A: goldi accomplishes this by finding the number of similar words in a term and in a sentence, comparing this to a user defined acceptance function A(n) based on the length of the term n. The default function is given by the following: $\mathcal{A}(n) = \begin{cases} n, & 1 < n \leq 4 \\ n-1, & 5 < n \leq 8 \\ n-2, & 9 < n \leq 10 \\ 10, & n > 10 \end{cases}$ This may be represented as a vector in R lims <- c(1,2,3,3,4,5,6,6,7,8,9) If the number of words present equals or exceeds this function, then a match is declared. You are encouraged to play around and find what acceptance function works for you.

Q: What if I don't have my text in R, but instead as a text or PDF file?

A: goldi has four distinct methods for importing text locally, please see the wiki article on the subject.

Q: When I install the package, I get messages about libc or gcc versions.
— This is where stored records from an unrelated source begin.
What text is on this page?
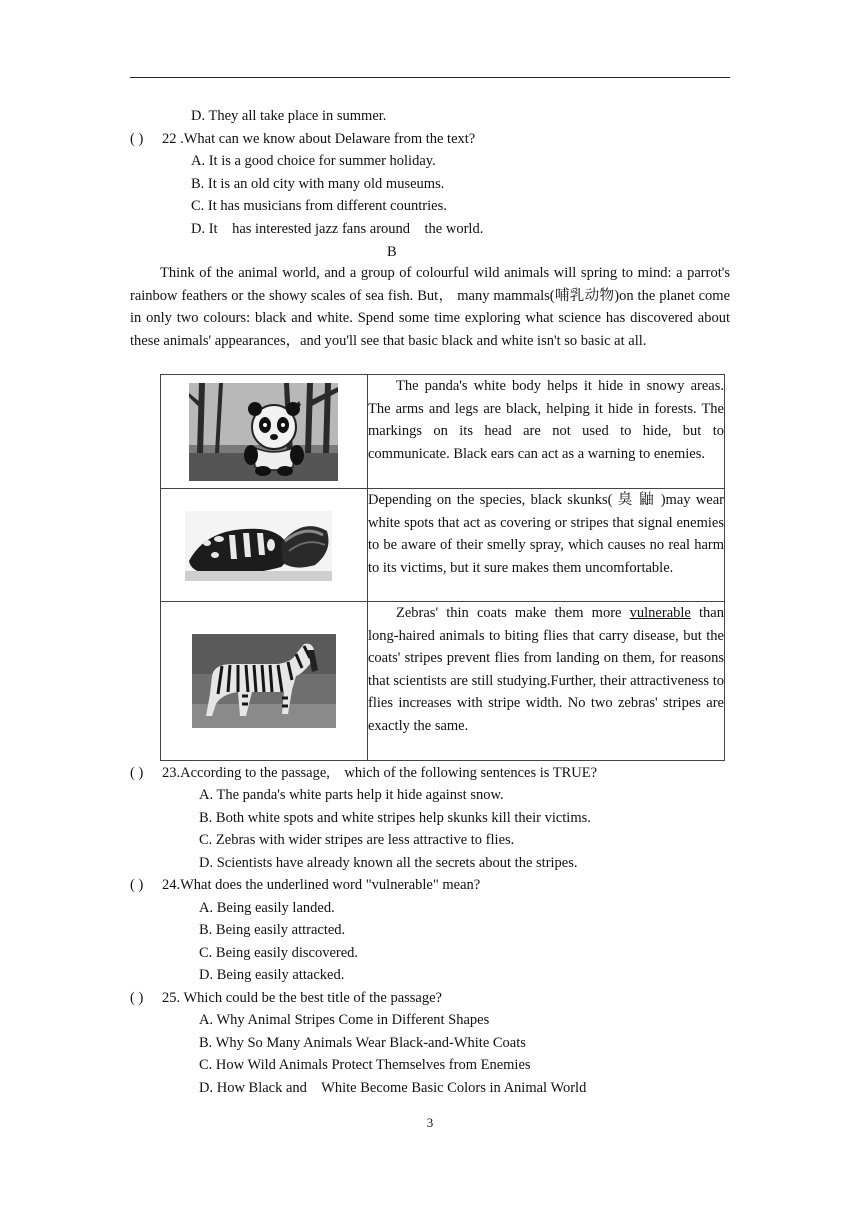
D. They all take place in summer.
( ) 22 .What can we know about Delaware from the text?
A. It is a good choice for summer holiday.
B. It is an old city with many old museums.
C. It has musicians from different countries.
D. It    has interested jazz fans around    the world.
B
Think of the animal world, and a group of colourful wild animals will spring to mind: a parrot's rainbow feathers or the showy scales of sea fish. But， many mammals(哺乳动物)on the planet come in only two colours: black and white. Spend some time exploring what science has discovered about these animals' appearances，and you'll see that basic black and white isn't so basic at all.
	The panda's white body helps it hide in snowy areas. The arms and legs are black, helping it hide in forests. The markings on its head are not used to hide, but to communicate. Black ears can act as a warning to enemies.

	Depending on the species, black skunks( 臭 鼬 )may wear white spots that act as covering or stripes that signal enemies to be aware of their smelly spray, which causes no real harm to its victims, but it sure makes them uncomfortable.

	Zebras' thin coats make them more vulnerable than long-haired animals to biting flies that carry disease, but the coats' stripes prevent flies from landing on them, for reasons that scientists are still studying.Further, their attractiveness to flies increases with stripe width. No two zebras' stripes are exactly the same.
( ) 23.According to the passage,    which of the following sentences is TRUE?
A. The panda's white parts help it hide against snow.
B. Both white spots and white stripes help skunks kill their victims.
C. Zebras with wider stripes are less attractive to flies.
D. Scientists have already known all the secrets about the stripes.
( ) 24.What does the underlined word "vulnerable" mean?
A. Being easily landed.
B. Being easily attracted.
C. Being easily discovered.
D. Being easily attacked.
( ) 25. Which could be the best title of the passage?
A. Why Animal Stripes Come in Different Shapes
B. Why So Many Animals Wear Black-and-White Coats
C. How Wild Animals Protect Themselves from Enemies
D. How Black and    White Become Basic Colors in Animal World
3
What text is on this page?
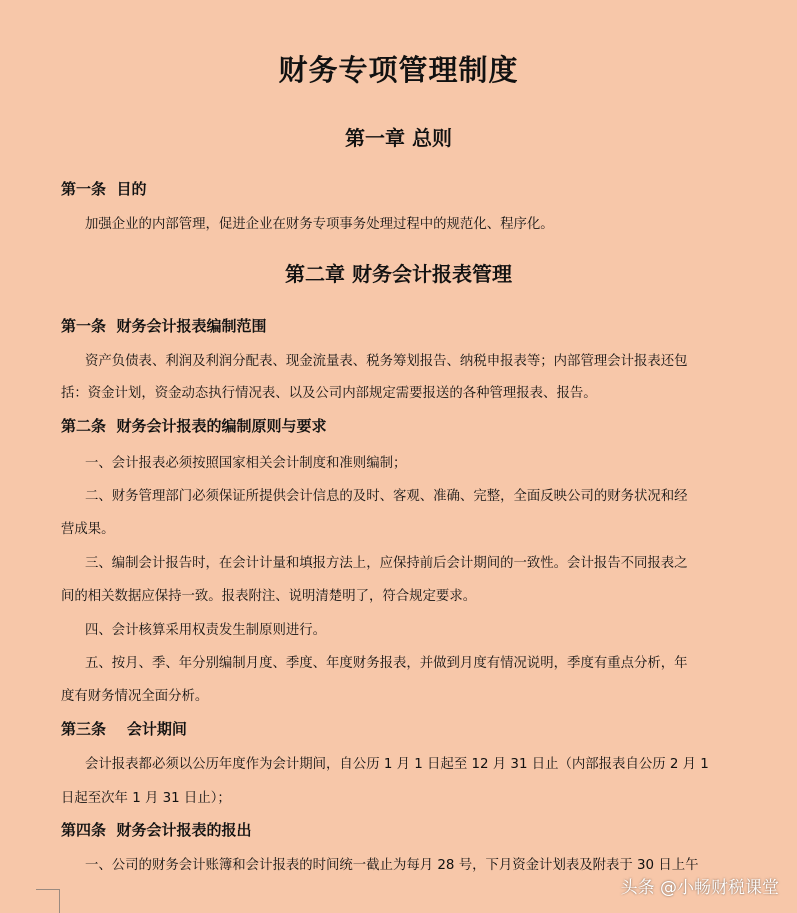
财务专项管理制度
第一章 总则

第一条  目的

加强企业的内部管理，促进企业在财务专项事务处理过程中的规范化、程序化。

第二章 财务会计报表管理

第一条  财务会计报表编制范围

资产负债表、利润及利润分配表、现金流量表、税务筹划报告、纳税申报表等；内部管理会计报表还包

括：资金计划，资金动态执行情况表、以及公司内部规定需要报送的各种管理报表、报告。

第二条  财务会计报表的编制原则与要求

一、会计报表必须按照国家相关会计制度和准则编制；

二、财务管理部门必须保证所提供会计信息的及时、客观、准确、完整，全面反映公司的财务状况和经

营成果。

三、编制会计报告时，在会计计量和填报方法上，应保持前后会计期间的一致性。会计报告不同报表之

间的相关数据应保持一致。报表附注、说明清楚明了，符合规定要求。

四、会计核算采用权责发生制原则进行。

五、按月、季、年分别编制月度、季度、年度财务报表，并做到月度有情况说明，季度有重点分析，年

度有财务情况全面分析。

第三条    会计期间

会计报表都必须以公历年度作为会计期间，自公历 1 月 1 日起至 12 月 31 日止（内部报表自公历 2 月 1

日起至次年 1 月 31 日止）；

第四条  财务会计报表的报出

一、公司的财务会计账簿和会计报表的时间统一截止为每月 28 号，下月资金计划表及附表于 30 日上午

头条 @小畅财税课堂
What's happening?

A: The most likely scenario is that your gcc compiler (which compiles the c++ code) is out of date, espcially if you are on an older version of linux distribution like CentOS on some cluster systems. Contact your system administrator and try to update gcc.

Q: How can I work with abstracts from pubmed?

A: We recommend the RISmed package.

Q: Where can I see some examples of this package in use?

A: Please see the included vignettes, especially the overexpression analysis implimented in the paper.

Q: Nothing is working, who can I complain to?

A: Please raise an issue on this repository, that's most likely to get answered.